Recently I have been following a story called Homestuck. I guess it most closely resembles a webcomic, but it is so much more than that. The way the story is told is very unique and takes full advantage of several mediums the can only be accessed through computers. I hesitate to call it a web comic because it only has one panel per page. Each panel has at least one image and usually has text. Images are used to tell the story as much as the text. They always support the text and often continue the story without it. It also uses flash videos, although it purposely avoids verbal dialogue between characters in each video. Another way it tells the story is through small flash games.
I find the way the story is being told because it is truly original and cannot be shown effectively through anything that not a computer. The story of Homestuck is very complex, with many twists, lots of confusing aspects (time travel, lots of time travel), and is very long.
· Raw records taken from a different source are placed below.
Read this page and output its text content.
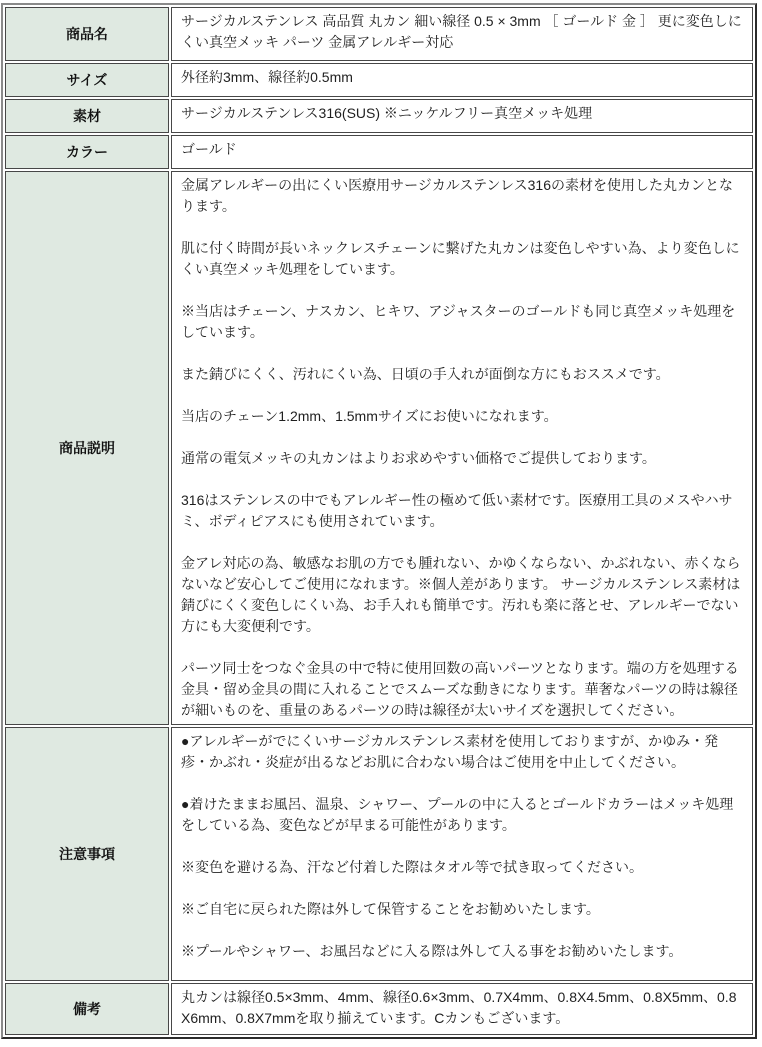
商品名	サージカルステンレス 高品質 丸カン 細い線径 0.5 × 3mm ［ ゴールド 金 ］ 更に変色しにくい真空メッキ パーツ 金属アレルギー対応

サイズ	外径約3mm、線径約0.5mm

素材	サージカルステンレス316(SUS) ※ニッケルフリー真空メッキ処理

カラー	ゴールド

商品説明	
金属アレルギーの出にくい医療用サージカルステンレス316の素材を使用した丸カンとなります。
肌に付く時間が長いネックレスチェーンに繋げた丸カンは変色しやすい為、より変色しにくい真空メッキ処理をしています。
※当店はチェーン、ナスカン、ヒキワ、アジャスターのゴールドも同じ真空メッキ処理をしています。
また錆びにくく、汚れにくい為、日頃の手入れが面倒な方にもおススメです。
当店のチェーン1.2mm、1.5mmサイズにお使いになれます。
通常の電気メッキの丸カンはよりお求めやすい価格でご提供しております。
316はステンレスの中でもアレルギー性の極めて低い素材です。医療用工具のメスやハサミ、ボディピアスにも使用されています。
金アレ対応の為、敏感なお肌の方でも腫れない、かゆくならない、かぶれない、赤くならないなど安心してご使用になれます。※個人差があります。 サージカルステンレス素材は錆びにくく変色しにくい為、お手入れも簡単です。汚れも楽に落とせ、アレルギーでない方にも大変便利です。
パーツ同士をつなぐ金具の中で特に使用回数の高いパーツとなります。端の方を処理する金具・留め金具の間に入れることでスムーズな動きになります。華奢なパーツの時は線径が細いものを、重量のあるパーツの時は線径が太いサイズを選択してください。

注意事項	●アレルギーがでにくいサージカルステンレス素材を使用しておりますが、かゆみ・発疹・かぶれ・炎症が出るなどお肌に合わない場合はご使用を中止してください。
●着けたままお風呂、温泉、シャワー、プールの中に入るとゴールドカラーはメッキ処理をしている為、変色などが早まる可能性があります。
※変色を避ける為、汗など付着した際はタオル等で拭き取ってください。
※ご自宅に戻られた際は外して保管することをお勧めいたします。
※プールやシャワー、お風呂などに入る際は外して入る事をお勧めいたします。

備考	丸カンは線径0.5×3mm、4mm、線径0.6×3mm、0.7X4mm、0.8X4.5mm、0.8X5mm、0.8X6mm、0.8X7mmを取り揃えています。Cカンもございます。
Having images instead of just text helps the story flow and helps keep the story organized. The images also make blocks of text that would make little sense on their own more clear an understandable.
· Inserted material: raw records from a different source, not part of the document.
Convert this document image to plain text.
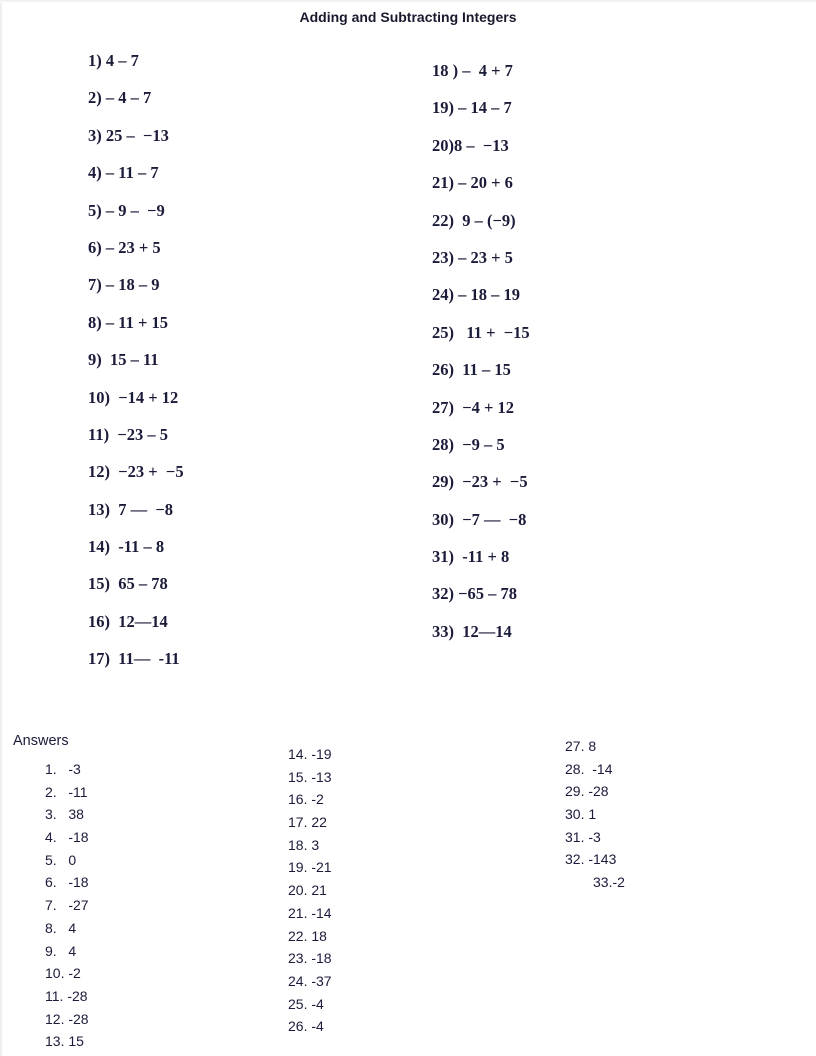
Adding and Subtracting Integers
1) 4 – 7
2) – 4 – 7
3) 25 –  −13
4) – 11 – 7
5) – 9 –  −9
6) – 23 + 5
7) – 18 – 9
8) – 11 + 15
9)  15 – 11
10)  −14 + 12
11)  −23 – 5
12)  −23 +  −5
13)  7 —  −8
14)  -11 – 8
15)  65 – 78
16)  12—14
17)  11—  -11
18 ) –  4 + 7
19) – 14 – 7
20)8 –  −13
21) – 20 + 6
22)  9 – (−9)
23) – 23 + 5
24) – 18 – 19
25)   11 +  −15
26)  11 – 15
27)  −4 + 12
28)  −9 – 5
29)  −23 +  −5
30)  −7 —  −8
31)  -11 + 8
32) −65 – 78
33)  12—14
Answers
1.   -3
2.   -11
3.   38
4.   -18
5.   0
6.   -18
7.   -27
8.   4
9.   4
10. -2
11. -28
12. -28
13. 15
14. -19
15. -13
16. -2
17. 22
18. 3
19. -21
20. 21
21. -14
22. 18
23. -18
24. -37
25. -4
26. -4
27. 8
28.  -14
29. -28
30. 1
31. -3
32. -143
33.-2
What’s also interesting is the use of videos and flash games. High points, or important points in the story often receive a flash video with a musical accompaniment. The video portrays the event(s) in a new way, and the intentional omission of spoken dialogue leaves the story more open for interpretation, while still providing a clear order of events and providing direction for the story. The flash games also provide an interesting way to explore the story. The flash games are great for gaining a better understanding of the characters and the workings of the Homestuck universe. They allow the reader to see the characters interact through motion and textual dialogue. It also provides a way of exploring and gaining a clear the universe without becoming bogged down by tedious amounts of still images or text.